Damn I wish I could have fixed this thing last night. I am debating if I want to race it tonight.

I told you I would think about this in my sleep.

The voltage drop at the Fuel Pump Relay, not EGI, is due to the Red/Pink to Black and White wire. We need to trace that wire from the Black wire to the ECU. Then find where the switched voltage comes into the ECU.

Test both of those.

If we can find where it is spliced I am guessing that line is fucked. When we hooked up the red line directly to switched power it only read ~10 Volts. When we disconnected the Black wire we bypassed the EGI and second Fuel Pump relay. Since it was lower it looks like it should be that line.

So you think it is the red wire then? That red wire connects to black right where I was pinning black last night. Then it goes right over into the ls1 harness and connects to pink. I agree that this should be our problem but I think the problem is connections or how it is wired in. I was thinking of cutting the two pink wires and putting them to that switched power source to try to fix it that way.

i had a similar problem i found last night. my one wire from the alt was cut and sparking on the fuel pressure reg. lol i was like wtf was that, SPARK oh shit

Good thing you found that one haha.

I am going to try a few more things then decide if im going to the track. I want to race its just hard to motivate myself to race the car instead of trying to fix it.

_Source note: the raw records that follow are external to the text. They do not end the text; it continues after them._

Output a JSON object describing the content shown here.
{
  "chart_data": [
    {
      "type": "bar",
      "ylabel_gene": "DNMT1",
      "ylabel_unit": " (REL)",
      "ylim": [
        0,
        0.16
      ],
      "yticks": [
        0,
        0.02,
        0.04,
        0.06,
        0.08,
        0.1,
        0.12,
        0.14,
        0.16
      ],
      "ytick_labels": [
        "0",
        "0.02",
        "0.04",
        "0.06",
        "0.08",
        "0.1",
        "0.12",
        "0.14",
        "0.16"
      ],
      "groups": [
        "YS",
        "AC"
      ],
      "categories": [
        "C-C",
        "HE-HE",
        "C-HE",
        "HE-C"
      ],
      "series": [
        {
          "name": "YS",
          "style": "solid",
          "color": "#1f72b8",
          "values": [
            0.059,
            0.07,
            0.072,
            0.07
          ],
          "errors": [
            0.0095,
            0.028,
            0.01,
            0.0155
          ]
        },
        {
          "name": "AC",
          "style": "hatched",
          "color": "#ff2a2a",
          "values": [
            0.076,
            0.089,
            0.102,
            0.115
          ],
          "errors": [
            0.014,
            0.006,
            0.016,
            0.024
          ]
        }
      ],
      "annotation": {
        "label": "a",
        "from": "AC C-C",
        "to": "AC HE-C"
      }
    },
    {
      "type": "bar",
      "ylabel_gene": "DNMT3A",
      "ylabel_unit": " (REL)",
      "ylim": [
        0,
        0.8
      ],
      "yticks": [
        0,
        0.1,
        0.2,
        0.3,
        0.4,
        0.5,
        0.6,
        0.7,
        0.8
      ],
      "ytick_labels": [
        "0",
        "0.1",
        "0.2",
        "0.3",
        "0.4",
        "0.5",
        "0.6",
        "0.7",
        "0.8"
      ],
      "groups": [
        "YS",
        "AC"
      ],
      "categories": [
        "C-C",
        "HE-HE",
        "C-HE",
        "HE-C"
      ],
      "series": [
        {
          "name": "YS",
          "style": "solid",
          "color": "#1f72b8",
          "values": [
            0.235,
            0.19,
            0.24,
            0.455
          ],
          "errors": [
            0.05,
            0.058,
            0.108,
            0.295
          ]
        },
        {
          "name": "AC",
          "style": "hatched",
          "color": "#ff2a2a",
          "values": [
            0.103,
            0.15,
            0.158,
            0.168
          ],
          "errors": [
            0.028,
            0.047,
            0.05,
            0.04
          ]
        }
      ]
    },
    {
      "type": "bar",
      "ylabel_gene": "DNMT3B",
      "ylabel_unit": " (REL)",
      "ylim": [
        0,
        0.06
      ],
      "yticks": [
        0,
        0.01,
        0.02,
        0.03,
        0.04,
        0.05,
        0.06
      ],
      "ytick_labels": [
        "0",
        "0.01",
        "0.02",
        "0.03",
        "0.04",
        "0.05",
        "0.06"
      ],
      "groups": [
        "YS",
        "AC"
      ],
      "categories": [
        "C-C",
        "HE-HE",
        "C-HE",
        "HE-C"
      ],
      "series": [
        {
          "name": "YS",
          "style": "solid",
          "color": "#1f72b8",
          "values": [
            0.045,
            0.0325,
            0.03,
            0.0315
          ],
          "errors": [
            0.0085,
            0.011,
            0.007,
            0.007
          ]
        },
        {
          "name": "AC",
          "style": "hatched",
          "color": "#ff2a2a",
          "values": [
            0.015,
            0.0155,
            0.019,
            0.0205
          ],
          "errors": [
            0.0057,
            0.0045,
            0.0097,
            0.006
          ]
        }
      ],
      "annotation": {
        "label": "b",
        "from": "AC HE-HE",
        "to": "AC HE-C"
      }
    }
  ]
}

Not sure what sort of negative consequences would come of racing it now, except for slower shittier times… but wouldn’t you want the car as close to 100% first?

I have been running 11.0 all season like this. In fact I have done a few things and gotten the voltage much better and probably have 40rwhp more then I did before. Sure ideally it would be better to have it all 100% then race but the bottom line is that racing will still be fun. Car is still going to be faster then most of you newbs lol and I just dont want to keep missing track days as the season will be done before we know it.

I rewired a few things and am getting right around 13v now to the ignition. I think I am just asking too much from the wire itself so I am going to try taking it off of the spliced power and wiring it to the battery and using a relay to make it switched power. Wish me luck.

Just talked to Pat and im racing tonight so see some of you at NYI

:tup: see you guys there

i will not be attending tonight even though i want to.:frowning:

Just come ya homo.

If this doesn’t work then does that mean the ECU is shot? What are the chances on that?

Congrats man! 10.95 with a late launch lol, nice!